CSM for Resiliency High-Level Description
CSM for Resiliency is designed to make Kubernetes Applications, including those that utilize persistent storage, more resilient to various failures. The first component of the Resiliency module is a pod monitor that is specifically designed to protect stateful applications from various failures. It is not a standalone application, but rather is deployed as a sidecar to CSI (Container Storage Interface) drivers, in both the driver’s controller pods and the driver’s node pods. Deploying CSM for Resiliency as a sidecar allows it to make direct requests to the driver through the Unix domain socket that Kubernetes sidecars use to make CSI requests.
Some of the methods CSM for Resiliency invokes in the driver are standard CSI methods, such as NodeUnpublishVolume, NodeUnstageVolume, and ControllerUnpublishVolume. CSM for Resiliency also uses proprietary calls that are not part of the standard CSI specification. Currently, there is only one, ValidateVolumeHostConnectivity that returns information on whether a host is connected to the storage system and/or whether any I/O activity has happened in the recent past from a list of specified volumes. This allows CSM for Resiliency to make more accurate determinations about the state of the system and its persistent volumes.
Accordingly, CSM for Resiliency is adapted to and qualified with each CSI driver it is to be used with. Different storage systems have different nuances and characteristics that CSM for Resiliency must take into account.
CSM for Resiliency Capabilities
CSM for Resiliency provides the following capabilities:
|Detect pod failures for the following failure types - Node failure, K8S Control Plane Network failure, Array I/O Network failure||no||yes||no||yes||no|
|Cleanup pod artifacts from failed nodes||no||yes||no||yes||no|
|Revoke PV access from failed nodes||no||yes||no||yes||no|
Supported Operating Systems/Container Orchestrator Platforms
|Kubernetes||1.20, 1.21, 1.22|
|Red Hat OpenShift||4.8, 4.9|
Supported Storage Platforms
|Storage Array||3.5.x, 3.6.x||5.0.5, 5.0.6, 5.0.7, 5.1.0|
Supported CSI Drivers
CSM for Authorization supports the following CSI drivers and versions.

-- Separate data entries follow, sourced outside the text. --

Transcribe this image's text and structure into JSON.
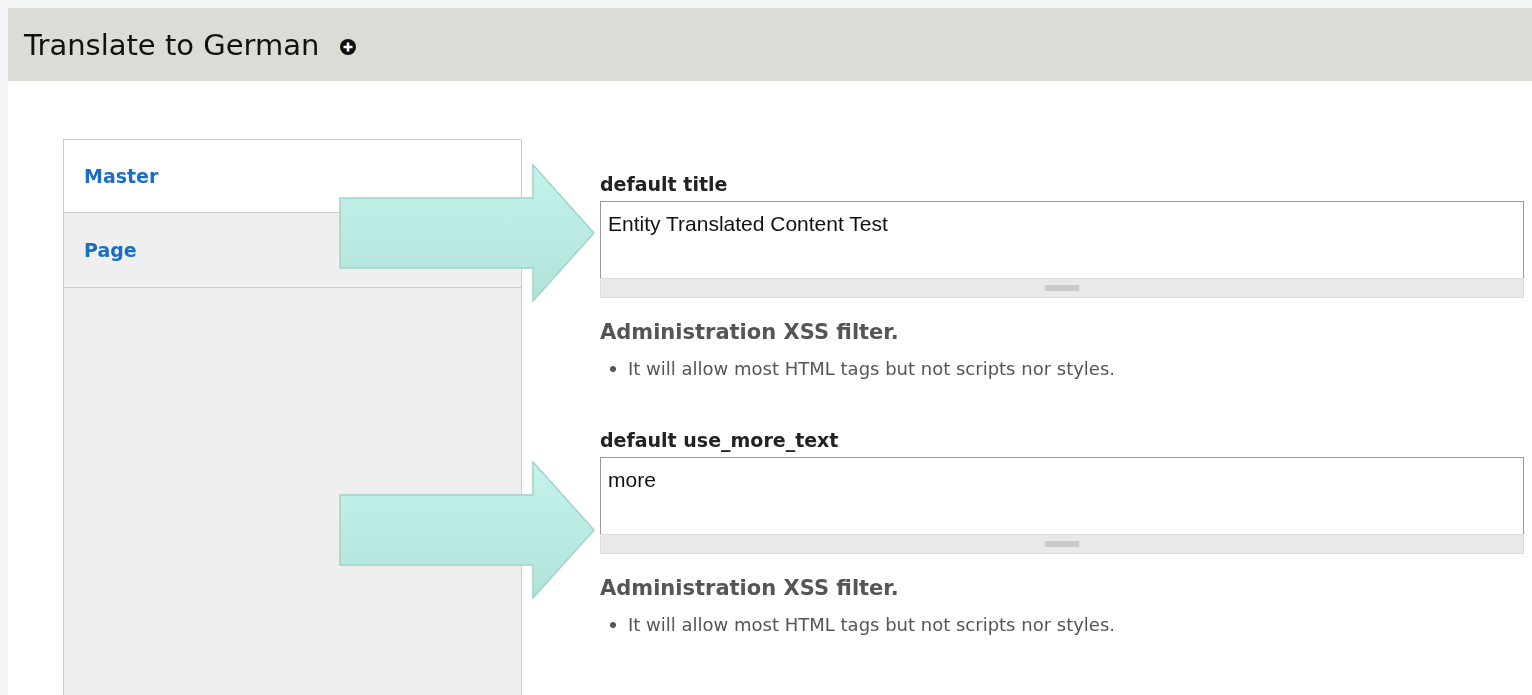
{
  "header": {
    "title": "Translate to German"
  },
  "tabs": [
    {
      "label": "Master",
      "selected": true
    },
    {
      "label": "Page",
      "selected": false
    }
  ],
  "fields": [
    {
      "label": "default title",
      "value": "Entity Translated Content Test",
      "filter_title": "Administration XSS filter.",
      "filter_tips": [
        "It will allow most HTML tags but not scripts nor styles."
      ]
    },
    {
      "label": "default use_more_text",
      "value": "more",
      "filter_title": "Administration XSS filter.",
      "filter_tips": [
        "It will allow most HTML tags but not scripts nor styles."
      ]
    }
  ]
}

|Storage Array||CSI Driver||Supported Versions|
|CSI Driver for Dell EMC PowerFlex||csi-powerflex||v2.0,v2.1|
|CSI Driver for Dell EMC Unity||csi-unity||v2.0,v2.1|
PowerFlex is a highly scalable array that is very well suited to Kubernetes deployments. The CSM for Resiliency support for PowerFlex leverages the following PowerFlex features:
- Very quick detection of Array I/O Network Connectivity status changes (generally takes 1-2 seconds for the array to detect changes)
- A robust mechanism if Nodes are doing I/O to volumes (sampled over a 5-second period).

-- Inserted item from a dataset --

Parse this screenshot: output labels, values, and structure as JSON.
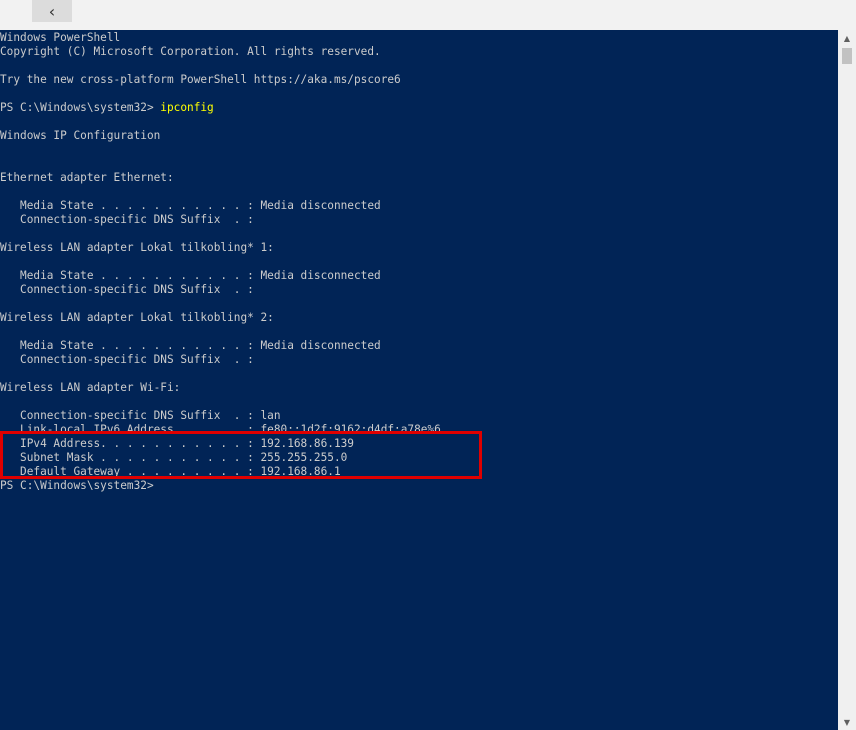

- Low latency REST API supports fast CSI provisioning and de-provisioning operations.
- A proprietary network protocol provided by the SDC component that can run over the same IP interface as the K8S control plane or over a separate IP interface for Array I/O.

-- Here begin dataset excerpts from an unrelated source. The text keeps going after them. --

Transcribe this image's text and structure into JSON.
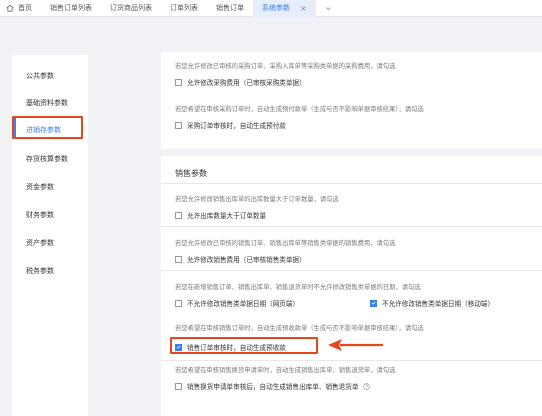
{
  "tabs": [
    {
      "label": "首页",
      "icon": "home-icon"
    },
    {
      "label": "销售订单列表"
    },
    {
      "label": "订货商品列表"
    },
    {
      "label": "订单列表"
    },
    {
      "label": "销售订单"
    },
    {
      "label": "系统参数",
      "active": true,
      "close": "×"
    }
  ],
  "sidebar": {
    "items": [
      {
        "label": "公共参数"
      },
      {
        "label": "基础资料参数"
      },
      {
        "label": "进销存参数",
        "active": true
      },
      {
        "label": "存货核算参数"
      },
      {
        "label": "资金参数"
      },
      {
        "label": "财务参数"
      },
      {
        "label": "资产参数"
      },
      {
        "label": "税务参数"
      }
    ]
  },
  "purchase": {
    "desc1": "若您允许修改已审核的采购订单、采购入库单等采购类单据的采购费用，请勾选",
    "opt1": "允许修改采购费用（已审核采购类单据）",
    "desc2": "若您希望在审核采购订单时，自动生成预付款单（生成与否不影响单据审核结果），请勾选",
    "opt2": "采购订单审核时，自动生成预付款"
  },
  "sales": {
    "title": "销售参数",
    "desc1": "若您允许修改销售出库单的出库数量大于订单数量，请勾选",
    "opt1": "允许出库数量大于订单数量",
    "desc2": "若您允许修改已审核的销售订单、销售出库单等销售类单据的销售费用，请勾选",
    "opt2": "允许修改销售费用（已审核销售类单据）",
    "desc3": "若您在新增销售订单、销售出库单、销售退货单时不允许修改销售类单据的日期，请勾选",
    "opt3a": "不允许修改销售类单据日期（网页端）",
    "opt3b": "不允许修改销售类单据日期（移动端）",
    "desc4": "若您希望在审核销售订单时，自动生成预收款单（生成与否不影响单据审核结果），请勾选",
    "opt4": "销售订单审核时，自动生成预收款",
    "desc5": "若您希望在审核销售换货申请单时，自动生成销售出库单、销售退货单，请勾选",
    "opt5": "销售换货申请单审核后，自动生成销售出库单、销售退货单"
  },
  "colors": {
    "accent": "#3b7ded",
    "highlight": "#e5461a"
  }
}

Dell EMC Unity is targeted for midsized deployments, remote or branch offices, and cost-sensitive mixed workloads. Unity systems are designed for all-Flash, deliver the best value in the market, and are available in purpose-built (all Flash or hybrid Flash), converged deployment options (through VxBlock), and software-defined virtual edition.
- Unity (purpose-built): A modern midrange storage solution, engineered from the groundup to meet market demands for Flash, affordability and incredible simplicity. The Unity Family is available in 12 All Flash models and 12 Hybrid models.
- VxBlock (converged): Unity storage options are also available in Dell EMC VxBlock System 1000.
- UnityVSA (virtual): The Unity Virtual Storage Appliance (VSA) allows the advanced unified storage and data management features of the Unity family to be easily deployed on VMware ESXi servers, for a ‘software defined’ approach. UnityVSA is available in two editions:
- Community Edition is a free downloadable 4 TB solution recommended for nonproduction use.
- Professional Edition is a licensed subscription-based offering available at capacity levels of 10 TB, 25 TB, and 50 TB. The subscription includes access to online support resources, EMC Secure Remote Services (ESRS), and on-call software- and systems-related support.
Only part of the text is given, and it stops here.